I first encountered these stories more than thirty years ago, and some of them are so well-crafted that they have become a part of my consciousness, such that every re-reading feels like reengaging with a part of myself. Beyond "The Voices of Time", the others that are somehow always with me are:
"Deep End" "The Garden of Time" "The Cage of Sand" "End Game" "The Drowned Giant"
"End Game" is unusual for Ballard, a tale of personal and political gamesmanship with no relation to his usual science fiction themes. And it's excellent. As is "The Drowned Giant", which is simply perfect in capturing humanity's endless thirst for novelty, irreverence, and destruction.
In the end, I have to consider "The Cage of Sand" as Ballard's very best story. He wrote many similar tales of "post-space age" melancholy, often featuring grounded astronauts or pilots trying to understand the futility of humanity's interstellar dreams. But in the "The Cage of Sand", the author goes further, and gives us a tale of the detritus of those dreams, and the frustrated lives of the dreamers who have nowhere else to go when the future has come to a halt. J.G. Ballard was a rare talent who could express the limits of the hopes that humanity wraps around our scientific and technical prowess, and "The Cage of Sand" tackles that complex subject with beauty and grace.

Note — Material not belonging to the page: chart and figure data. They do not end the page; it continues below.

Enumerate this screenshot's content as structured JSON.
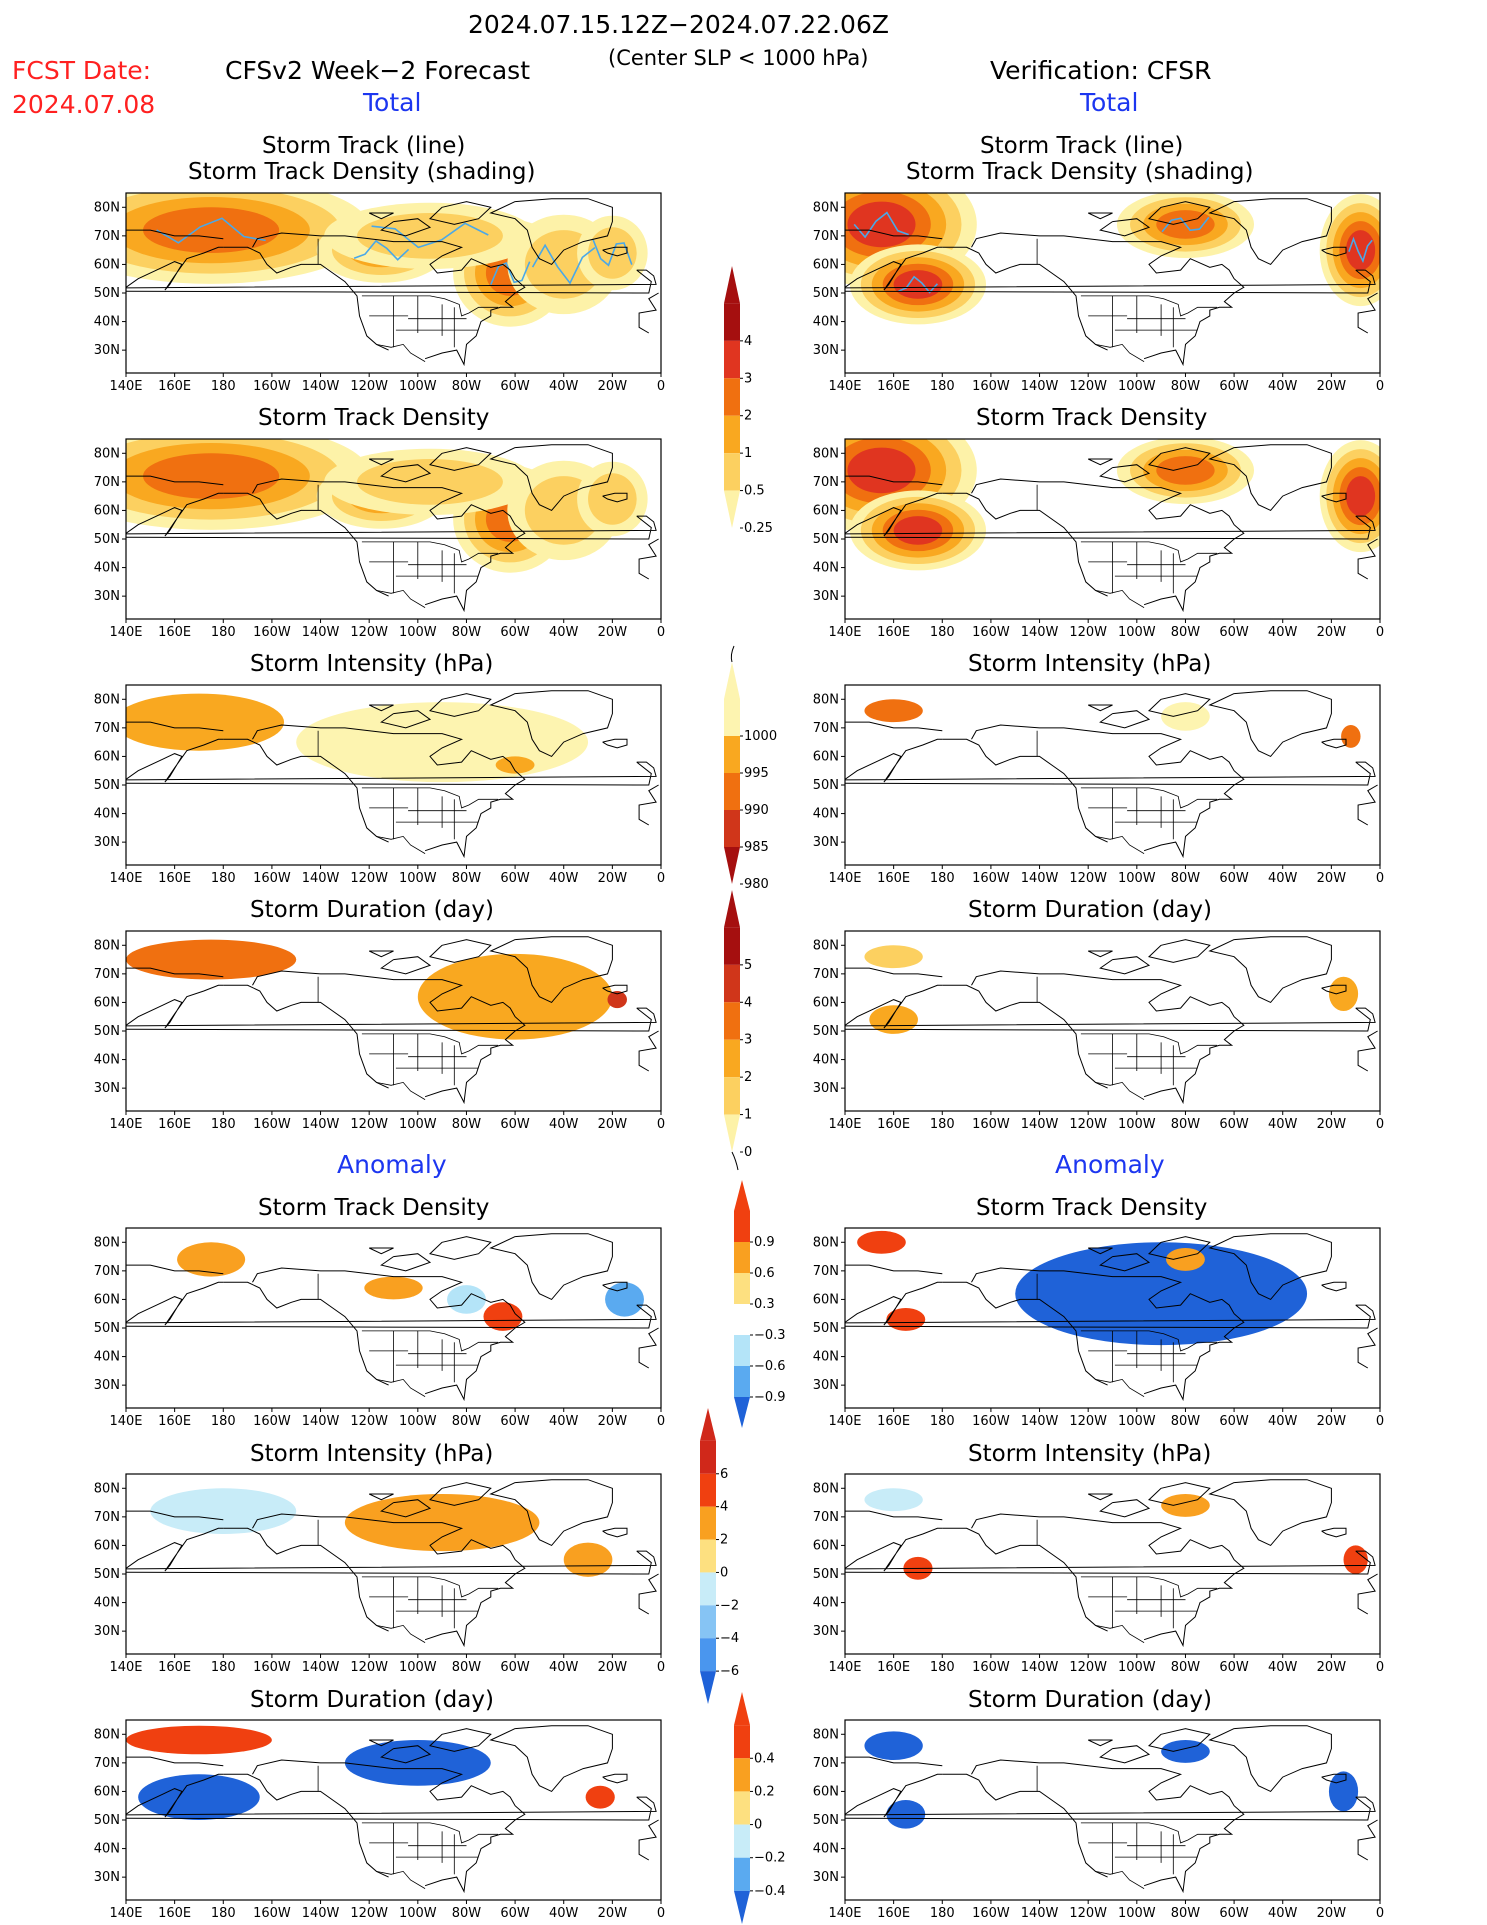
{
  "header": {
    "period": "2024.07.15.12Z−2024.07.22.06Z",
    "fcst_label": "FCST Date:",
    "fcst_date": "2024.07.08",
    "model_title": "CFSv2 Week−2 Forecast",
    "criterion": "(Center SLP < 1000 hPa)",
    "verification": "Verification: CFSR",
    "total_left": "Total",
    "total_right": "Total",
    "anomaly_left": "Anomaly",
    "anomaly_right": "Anomaly"
  },
  "panel_titles": {
    "track_line": "Storm Track (line)",
    "track_shading": "Storm Track Density (shading)",
    "density": "Storm Track Density",
    "intensity": "Storm Intensity (hPa)",
    "duration": "Storm Duration (day)"
  },
  "axes": {
    "lon_ticks": [
      "140E",
      "160E",
      "180",
      "160W",
      "140W",
      "120W",
      "100W",
      "80W",
      "60W",
      "40W",
      "20W",
      "0"
    ],
    "lat_ticks": [
      "80N",
      "70N",
      "60N",
      "50N",
      "40N",
      "30N"
    ]
  },
  "colorbars": {
    "density_total": {
      "labels": [
        "4",
        "3",
        "2",
        "1",
        "0.5",
        "0.25"
      ],
      "colors": [
        "#a50f0f",
        "#e03520",
        "#f07010",
        "#f9a820",
        "#fcd060",
        "#fdf2a8"
      ]
    },
    "intensity_total": {
      "labels": [
        "1000",
        "995",
        "990",
        "985",
        "980"
      ],
      "colors": [
        "#fdf4b0",
        "#f9a820",
        "#f07010",
        "#d0361a",
        "#a50f0f"
      ]
    },
    "duration_total": {
      "labels": [
        "5",
        "4",
        "3",
        "2",
        "1",
        "0"
      ],
      "colors": [
        "#a50f0f",
        "#d0361a",
        "#f07010",
        "#f9a820",
        "#fcd060",
        "#fdf2a8"
      ]
    },
    "density_anom": {
      "labels": [
        "0.9",
        "0.6",
        "0.3",
        "−0.3",
        "−0.6",
        "−0.9"
      ],
      "colors": [
        "#f04010",
        "#f9a020",
        "#fde080",
        "#ffffff",
        "#b4e4f8",
        "#5aaaf0",
        "#1f62d8"
      ]
    },
    "intensity_anom": {
      "labels": [
        "6",
        "4",
        "2",
        "0",
        "−2",
        "−4",
        "−6"
      ],
      "colors": [
        "#d0281a",
        "#f04010",
        "#f9a020",
        "#fde080",
        "#c8ecf8",
        "#86c4f4",
        "#4a96ee",
        "#1f62d8"
      ]
    },
    "duration_anom": {
      "labels": [
        "0.4",
        "0.2",
        "0",
        "−0.2",
        "−0.4"
      ],
      "colors": [
        "#f04010",
        "#f9a020",
        "#fde080",
        "#c8ecf8",
        "#5aaaf0",
        "#1f62d8"
      ]
    }
  },
  "chart_data": [
    {
      "type": "heatmap",
      "title": "Storm Track (line) / Storm Track Density (shading)",
      "column": "CFSv2 Week-2 Forecast",
      "section": "Total",
      "variable": "storm_track_density",
      "regions": [
        {
          "lon": 175,
          "lat": 72,
          "level": 3,
          "rx": 28,
          "ry": 8
        },
        {
          "lon": -115,
          "lat": 65,
          "level": 2,
          "rx": 14,
          "ry": 6
        },
        {
          "lon": -62,
          "lat": 57,
          "level": 3,
          "rx": 10,
          "ry": 8
        },
        {
          "lon": -40,
          "lat": 60,
          "level": 1,
          "rx": 16,
          "ry": 12
        },
        {
          "lon": -95,
          "lat": 70,
          "level": 1,
          "rx": 30,
          "ry": 8
        },
        {
          "lon": -20,
          "lat": 64,
          "level": 1,
          "rx": 10,
          "ry": 9
        }
      ]
    },
    {
      "type": "heatmap",
      "title": "Storm Track (line) / Storm Track Density (shading)",
      "column": "Verification: CFSR",
      "section": "Total",
      "variable": "storm_track_density",
      "regions": [
        {
          "lon": 155,
          "lat": 74,
          "level": 4,
          "rx": 14,
          "ry": 8
        },
        {
          "lon": 170,
          "lat": 53,
          "level": 4,
          "rx": 10,
          "ry": 5
        },
        {
          "lon": -80,
          "lat": 74,
          "level": 3,
          "rx": 12,
          "ry": 5
        },
        {
          "lon": -8,
          "lat": 65,
          "level": 4,
          "rx": 6,
          "ry": 7
        }
      ]
    },
    {
      "type": "heatmap",
      "title": "Storm Track Density",
      "column": "CFSv2 Week-2 Forecast",
      "section": "Total",
      "variable": "storm_track_density",
      "regions": [
        {
          "lon": 175,
          "lat": 72,
          "level": 3,
          "rx": 28,
          "ry": 8
        },
        {
          "lon": -115,
          "lat": 65,
          "level": 2,
          "rx": 14,
          "ry": 6
        },
        {
          "lon": -62,
          "lat": 57,
          "level": 3,
          "rx": 10,
          "ry": 8
        },
        {
          "lon": -40,
          "lat": 60,
          "level": 1,
          "rx": 16,
          "ry": 12
        },
        {
          "lon": -95,
          "lat": 70,
          "level": 1,
          "rx": 30,
          "ry": 8
        },
        {
          "lon": -20,
          "lat": 64,
          "level": 1,
          "rx": 10,
          "ry": 9
        }
      ]
    },
    {
      "type": "heatmap",
      "title": "Storm Track Density",
      "column": "Verification: CFSR",
      "section": "Total",
      "variable": "storm_track_density",
      "regions": [
        {
          "lon": 155,
          "lat": 74,
          "level": 4,
          "rx": 14,
          "ry": 8
        },
        {
          "lon": 170,
          "lat": 53,
          "level": 4,
          "rx": 10,
          "ry": 5
        },
        {
          "lon": -80,
          "lat": 74,
          "level": 3,
          "rx": 12,
          "ry": 5
        },
        {
          "lon": -8,
          "lat": 65,
          "level": 4,
          "rx": 6,
          "ry": 7
        }
      ]
    },
    {
      "type": "heatmap",
      "title": "Storm Intensity (hPa)",
      "column": "CFSv2 Week-2 Forecast",
      "section": "Total",
      "variable": "storm_intensity_hpa",
      "regions": [
        {
          "lon": 170,
          "lat": 72,
          "level": "995",
          "rx": 35,
          "ry": 10
        },
        {
          "lon": -90,
          "lat": 65,
          "level": "1000",
          "rx": 60,
          "ry": 14
        },
        {
          "lon": -60,
          "lat": 57,
          "level": "995",
          "rx": 8,
          "ry": 3
        }
      ]
    },
    {
      "type": "heatmap",
      "title": "Storm Intensity (hPa)",
      "column": "Verification: CFSR",
      "section": "Total",
      "variable": "storm_intensity_hpa",
      "regions": [
        {
          "lon": 160,
          "lat": 76,
          "level": "990",
          "rx": 12,
          "ry": 4
        },
        {
          "lon": -80,
          "lat": 74,
          "level": "1000",
          "rx": 10,
          "ry": 5
        },
        {
          "lon": -12,
          "lat": 67,
          "level": "990",
          "rx": 4,
          "ry": 4
        }
      ]
    },
    {
      "type": "heatmap",
      "title": "Storm Duration (day)",
      "column": "CFSv2 Week-2 Forecast",
      "section": "Total",
      "variable": "storm_duration_day",
      "regions": [
        {
          "lon": 175,
          "lat": 75,
          "level": "3",
          "rx": 35,
          "ry": 7
        },
        {
          "lon": -60,
          "lat": 62,
          "level": "2",
          "rx": 40,
          "ry": 15
        },
        {
          "lon": -18,
          "lat": 61,
          "level": "4",
          "rx": 4,
          "ry": 3
        }
      ]
    },
    {
      "type": "heatmap",
      "title": "Storm Duration (day)",
      "column": "Verification: CFSR",
      "section": "Total",
      "variable": "storm_duration_day",
      "regions": [
        {
          "lon": 160,
          "lat": 76,
          "level": "1",
          "rx": 12,
          "ry": 4
        },
        {
          "lon": 160,
          "lat": 54,
          "level": "2",
          "rx": 10,
          "ry": 5
        },
        {
          "lon": -15,
          "lat": 63,
          "level": "2",
          "rx": 6,
          "ry": 6
        }
      ]
    },
    {
      "type": "heatmap",
      "title": "Storm Track Density",
      "column": "CFSv2 Week-2 Forecast",
      "section": "Anomaly",
      "variable": "storm_track_density_anomaly",
      "regions": [
        {
          "lon": 175,
          "lat": 74,
          "level": 0.6,
          "rx": 14,
          "ry": 6
        },
        {
          "lon": -110,
          "lat": 64,
          "level": 0.6,
          "rx": 12,
          "ry": 4
        },
        {
          "lon": -65,
          "lat": 54,
          "level": 0.9,
          "rx": 8,
          "ry": 5
        },
        {
          "lon": -15,
          "lat": 60,
          "level": -0.6,
          "rx": 8,
          "ry": 6
        },
        {
          "lon": -80,
          "lat": 60,
          "level": -0.3,
          "rx": 8,
          "ry": 5
        }
      ]
    },
    {
      "type": "heatmap",
      "title": "Storm Track Density",
      "column": "Verification: CFSR",
      "section": "Anomaly",
      "variable": "storm_track_density_anomaly",
      "regions": [
        {
          "lon": -90,
          "lat": 62,
          "level": -0.9,
          "rx": 60,
          "ry": 18
        },
        {
          "lon": 155,
          "lat": 80,
          "level": 0.9,
          "rx": 10,
          "ry": 4
        },
        {
          "lon": 165,
          "lat": 53,
          "level": 0.9,
          "rx": 8,
          "ry": 4
        },
        {
          "lon": -80,
          "lat": 74,
          "level": 0.6,
          "rx": 8,
          "ry": 4
        }
      ]
    },
    {
      "type": "heatmap",
      "title": "Storm Intensity (hPa)",
      "column": "CFSv2 Week-2 Forecast",
      "section": "Anomaly",
      "variable": "storm_intensity_anomaly_hpa",
      "regions": [
        {
          "lon": 180,
          "lat": 72,
          "level": -2,
          "rx": 30,
          "ry": 8
        },
        {
          "lon": -90,
          "lat": 68,
          "level": 2,
          "rx": 40,
          "ry": 10
        },
        {
          "lon": -30,
          "lat": 55,
          "level": 2,
          "rx": 10,
          "ry": 6
        }
      ]
    },
    {
      "type": "heatmap",
      "title": "Storm Intensity (hPa)",
      "column": "Verification: CFSR",
      "section": "Anomaly",
      "variable": "storm_intensity_anomaly_hpa",
      "regions": [
        {
          "lon": 160,
          "lat": 76,
          "level": -2,
          "rx": 12,
          "ry": 4
        },
        {
          "lon": 170,
          "lat": 52,
          "level": 4,
          "rx": 6,
          "ry": 4
        },
        {
          "lon": -80,
          "lat": 74,
          "level": 2,
          "rx": 10,
          "ry": 4
        },
        {
          "lon": -10,
          "lat": 55,
          "level": 4,
          "rx": 5,
          "ry": 5
        }
      ]
    },
    {
      "type": "heatmap",
      "title": "Storm Duration (day)",
      "column": "CFSv2 Week-2 Forecast",
      "section": "Anomaly",
      "variable": "storm_duration_anomaly_day",
      "regions": [
        {
          "lon": 170,
          "lat": 78,
          "level": 0.4,
          "rx": 30,
          "ry": 5
        },
        {
          "lon": 170,
          "lat": 58,
          "level": -0.4,
          "rx": 25,
          "ry": 8
        },
        {
          "lon": -100,
          "lat": 70,
          "level": -0.4,
          "rx": 30,
          "ry": 8
        },
        {
          "lon": -25,
          "lat": 58,
          "level": 0.4,
          "rx": 6,
          "ry": 4
        }
      ]
    },
    {
      "type": "heatmap",
      "title": "Storm Duration (day)",
      "column": "Verification: CFSR",
      "section": "Anomaly",
      "variable": "storm_duration_anomaly_day",
      "regions": [
        {
          "lon": 160,
          "lat": 76,
          "level": -0.4,
          "rx": 12,
          "ry": 5
        },
        {
          "lon": 165,
          "lat": 52,
          "level": -0.4,
          "rx": 8,
          "ry": 5
        },
        {
          "lon": -80,
          "lat": 74,
          "level": -0.4,
          "rx": 10,
          "ry": 4
        },
        {
          "lon": -15,
          "lat": 60,
          "level": -0.4,
          "rx": 6,
          "ry": 7
        }
      ]
    }
  ]
}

In the 1950s and 60s a number of authors (mainly British) were turning out books we would call post-apocalyptic or climate fiction, but which at the time were referred to as 'cozy catastrophes'. The principal contributor was J.G. Ballard. This collection of his short fiction contains some stories that reflect that trend, showing a drowned world or a fragmented one. It's interesting to see how authors from over a half century ago viewed the environmental degradation of the earth, and how individuals might respond to it.

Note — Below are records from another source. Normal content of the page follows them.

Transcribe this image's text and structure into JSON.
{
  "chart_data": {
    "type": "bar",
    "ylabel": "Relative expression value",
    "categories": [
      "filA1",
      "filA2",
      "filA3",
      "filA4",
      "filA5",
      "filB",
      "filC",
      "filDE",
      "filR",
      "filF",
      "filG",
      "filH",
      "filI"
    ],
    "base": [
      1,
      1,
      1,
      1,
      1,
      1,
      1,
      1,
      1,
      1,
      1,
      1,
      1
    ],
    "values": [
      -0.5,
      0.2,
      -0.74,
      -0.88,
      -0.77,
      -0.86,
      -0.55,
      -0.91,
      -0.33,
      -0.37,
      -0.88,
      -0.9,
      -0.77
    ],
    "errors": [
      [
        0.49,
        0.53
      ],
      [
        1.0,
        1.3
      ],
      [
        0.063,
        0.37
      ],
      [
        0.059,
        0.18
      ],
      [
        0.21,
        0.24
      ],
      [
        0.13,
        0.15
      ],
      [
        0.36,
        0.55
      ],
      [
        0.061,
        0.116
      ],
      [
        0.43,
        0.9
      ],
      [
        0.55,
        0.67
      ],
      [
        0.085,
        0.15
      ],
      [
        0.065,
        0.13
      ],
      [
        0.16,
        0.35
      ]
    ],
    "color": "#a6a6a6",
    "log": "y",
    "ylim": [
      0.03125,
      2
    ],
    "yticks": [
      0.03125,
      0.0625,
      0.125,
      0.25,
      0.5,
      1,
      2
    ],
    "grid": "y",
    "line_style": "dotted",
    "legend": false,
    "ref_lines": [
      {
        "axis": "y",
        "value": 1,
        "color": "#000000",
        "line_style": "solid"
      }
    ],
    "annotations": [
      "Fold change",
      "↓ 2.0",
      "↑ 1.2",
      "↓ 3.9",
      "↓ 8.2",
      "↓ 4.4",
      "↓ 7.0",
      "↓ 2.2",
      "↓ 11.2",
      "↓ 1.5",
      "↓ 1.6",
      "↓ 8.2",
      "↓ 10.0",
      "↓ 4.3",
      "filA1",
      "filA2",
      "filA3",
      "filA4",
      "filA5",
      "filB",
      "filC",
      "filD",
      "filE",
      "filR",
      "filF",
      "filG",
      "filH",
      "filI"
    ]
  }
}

A number of stories also show his interest in time, and possible changes to how it is perceived or measured.
Finally, his more experimental work, similar to his novel 'Crash', are clustered at the end of the book. They show his interest in Surrealist work, with the story 'The Assassination of John Fitzgerald Kennedy Considered as a Downhill Motor Race' paying direct homage to Alfred Jarry's 'The Crucifixion Considered as an Uphill Bicycle Race', as explained in an author's note.